The result is an eclectic exhibit of works that show the special relationship between man and horse. The exhibit ranges from modern paintings, sculpture and fine jewelry to a horse carved in stone more than 5,000 years ago.

Pieces were borrowed from 16 Kentucky museums and collections, 27 private collectors and seven out-of-state institutions, including the Smithsonian American Art Museum, the National Museum of American History, The Jockey Club in New York, and the Harness Racing Museum in Goshen, N.Y.

“There’s something here for almost everyone, from the serious collector of equine art to people who are just interested in horses and horse culture,” said Sarah Henrich, the museum’s executive director.

The exhibit’s most notable element is the largest group of paintings ever assembled by 19th-century artist Thomas J. Scott. Many were painted in Kentucky, and they show several prominent racehorses of that age. The best example is Scott’s 1857 portrait of the great sire Lexington. The portrait is on loan from the Smithsonian.

The itinerant Scott was a well-known and prolific equine artist and journalist in his day, but he was almost forgotten after his death in 1888. His legacy is being rediscovered thanks to two Kentuckians, Gordon Burnette of Lexington and Genevieve Baird Lacer of Shelbyville.
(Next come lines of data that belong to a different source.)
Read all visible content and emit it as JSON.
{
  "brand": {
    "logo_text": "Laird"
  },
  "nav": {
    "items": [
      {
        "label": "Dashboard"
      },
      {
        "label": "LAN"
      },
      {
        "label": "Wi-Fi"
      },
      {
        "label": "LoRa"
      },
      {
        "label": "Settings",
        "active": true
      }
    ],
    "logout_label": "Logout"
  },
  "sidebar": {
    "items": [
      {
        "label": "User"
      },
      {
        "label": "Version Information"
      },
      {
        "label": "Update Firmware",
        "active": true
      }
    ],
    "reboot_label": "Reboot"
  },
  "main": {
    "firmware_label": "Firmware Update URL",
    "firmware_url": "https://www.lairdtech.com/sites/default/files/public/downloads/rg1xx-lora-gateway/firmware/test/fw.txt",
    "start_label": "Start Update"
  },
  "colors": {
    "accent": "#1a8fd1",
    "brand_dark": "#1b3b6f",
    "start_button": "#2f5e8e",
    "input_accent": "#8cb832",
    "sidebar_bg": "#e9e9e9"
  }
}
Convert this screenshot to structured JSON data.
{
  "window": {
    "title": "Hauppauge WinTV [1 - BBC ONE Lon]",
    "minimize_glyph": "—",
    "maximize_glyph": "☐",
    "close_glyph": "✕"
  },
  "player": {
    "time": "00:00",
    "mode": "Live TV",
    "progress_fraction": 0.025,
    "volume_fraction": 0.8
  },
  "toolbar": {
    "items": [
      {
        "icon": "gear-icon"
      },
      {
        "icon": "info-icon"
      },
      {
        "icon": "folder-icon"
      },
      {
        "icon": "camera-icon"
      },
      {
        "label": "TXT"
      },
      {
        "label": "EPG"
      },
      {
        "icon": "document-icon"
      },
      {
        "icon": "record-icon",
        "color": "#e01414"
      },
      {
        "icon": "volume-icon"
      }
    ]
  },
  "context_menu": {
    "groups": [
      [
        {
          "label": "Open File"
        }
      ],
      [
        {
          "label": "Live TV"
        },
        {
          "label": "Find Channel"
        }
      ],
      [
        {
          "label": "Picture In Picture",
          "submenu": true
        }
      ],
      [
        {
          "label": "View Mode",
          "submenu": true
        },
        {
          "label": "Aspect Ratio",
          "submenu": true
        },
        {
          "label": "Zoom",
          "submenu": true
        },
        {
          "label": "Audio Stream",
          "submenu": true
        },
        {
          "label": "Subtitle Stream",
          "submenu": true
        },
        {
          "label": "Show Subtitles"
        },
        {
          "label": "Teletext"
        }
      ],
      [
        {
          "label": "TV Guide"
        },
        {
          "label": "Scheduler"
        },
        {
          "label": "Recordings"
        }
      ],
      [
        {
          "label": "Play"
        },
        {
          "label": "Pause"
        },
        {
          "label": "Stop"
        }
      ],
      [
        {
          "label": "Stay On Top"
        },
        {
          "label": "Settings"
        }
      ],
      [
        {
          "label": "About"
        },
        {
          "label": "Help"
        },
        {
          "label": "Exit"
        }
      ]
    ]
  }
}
Burnette began researching Scott several years ago after finding one of his paintings on the curb in a recently deceased neighbor’s trash. He teamed up with Lacer, the biographer of Scott’s well-known teacher, Edward Troye, to find out more about Scott and track down his surviving work. They recently published a catalog of Scott’s known work. The catalog is for sale at the museum and some local bookstores.

Burnette recently found the only known photograph of Scott.

“I know there are hundreds of his paintings out there that we don’t know about, and a lot of them are probably still around Lexington,” Burnette said. “I hope this exhibit raises awareness of Scott and more come forward.”

What makes this Headley-Whitney exhibit fascinating is the range and variety of the pieces. Arranged among paintings, sculpture, jewelry and elegant silver racing trophies are a lot of surprises.

There is a horse-themed quilt made in Warren County in 1882 that is in pristine condition, and a child’s homemade hobby horse from Maysville “that was obviously well loved,” curator Amy Gundrum Greene said.

There is a Currier and Ives lithograph of a horse scene, its original pencil-sketch study, and a quiz that visitors can take to find 10 differences between the first draft and the finished work. Other printed images of horses range from a 1505 engraving by the famous German artist Albrecht Dürer to a John Wayne movie poster from the 1950s.

One display case contains carefully colored drawings of Western Indian horses by 19th-century Native American children who were taken from their families to be “civilized” in a Pennsylvania boarding school. “It was their way of working out what was going on in their lives,” Greene said.